Der Eintritt in den Naturpark Upper Rock ist erschwinglich und auch der Weg für Kinder gut zu meistern. Man muss auch nicht mal bis ganz nach oben wandern um eine schöne Aussicht genießen zu können und in Kontakt mit den Affen zu kommen. Außerdem kann die Tropfsteinhöhle St. Michael’s Cave besichtigt werden. Der Eingang befindet sich ebenfalls im Natur Reservat Upper Rock.

Die Mainstreat

Die Mainstreat ist, wie der Name schon vermuten lässt, die Haupteinkaufsstraße Gibraltars. Hier reihen sich viele Geschäfte und Restaurants aneinander. Man findet relativ viele Geschäfte, die Zigaretten, Parfüm und Alkohol anbieten, da diese Waren in Gibraltar steuerfrei eingekauft werden können. Für uns war das alles nicht wirklich interessant aber wir würden einen Ort auch nicht nach seiner Einkaufsstraße aussuchen, da solche Dinge für uns einfach nicht relevant sind.

Man sollte in jedem Falle beachten, dass am Sonntag alle Geschäfte geschlossen haben und auch ein Großteil der Restaurants nicht öffnet, zumindest in der Nebensaison als wir dort waren.

Europa Point

Der Europa Point ist die südlichste Spitze Gibraltars. Dort befindet sich auch der Europa Point Leuchtturm. Er wurde in den neunziger Jahren vollständig automatisiert und ist mit seinem Lichtsignal über 27 Kilometern entfernt zu sehen. Bei guter Sicht hat man hier einen schönen Blick bis nach Marokko. Viele vermuten, dass es sich hier um den südlichsten Punkt Europas handelt aber dem ist nicht so.

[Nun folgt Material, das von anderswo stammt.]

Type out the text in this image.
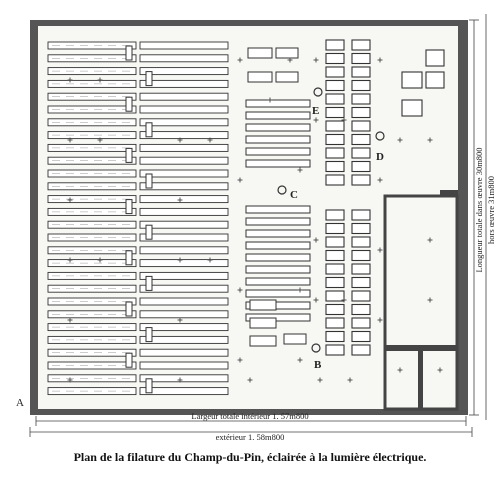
A
B
C
D
E
Largeur totale intérieur 1. 57m800
extérieur 1. 58m800
Longueur totale dans œuvre 30m800 hors œuvre 31m800
Plan de la filature du Champ-du-Pin, éclairée à la lumière électrique.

Das einige Kilometer entfernte Tarifa bildet den südlichsten Punkt der iberischen Halbinsel. Das älteste Gebäude am Europa Point ist eine maurische Moschee, welche zwischenzeitlich militärisch genutzt wurde und heute wieder als Kirche dient.

Unser Fazit

Wenn man in der Gegend ist sollte man der kleinen Halbinsel in jedem Falle einen Besuch abstatten. Extra dort hin fahren würden wir mit unserem jetzigen Wissen nicht wieder. Trotzdem ist Gibraltar ist auf jeden Fall einen Besuch wert, wenn man auf die typischen Touristenfallen verzichtet. Besonders um die freilebenden Affen auf dem Upper Rock zu sehen, muss man nicht zwangsläufig mit der überteuerten Seilbahn fahren, sondern kann sich auch zu Fuß auf den Weg machen. Das spart nicht nur einiges an Budget, sondern macht den Besuch der Affen auch zu einem echten Abenteuer.

Für den Aufstieg sollte man sich aber auf jeden Fall mit genügend Wegproviant eindecken, da es auf dem Weg nach oben nichts gibt, wo man sich noch auf die Schnelle etwas besorgen kann. Aber auch sonst ist das mit dem Essen auf der kleinen Halbinsel so eine Sache. Abgesehen davon, dass sonntags viele Lokale geschlossen haben und es, in unserem Fall, gar nicht leicht war etwas essbares zu finden, hatten es die Preise der verbliebenen Restaurants und Essensstände auch teilweise echt in sich. Wer also nicht sein ganzes Reisebudget in Essen investieren möchte, sollte sich unbedingt genügen Essbares mitnehmen.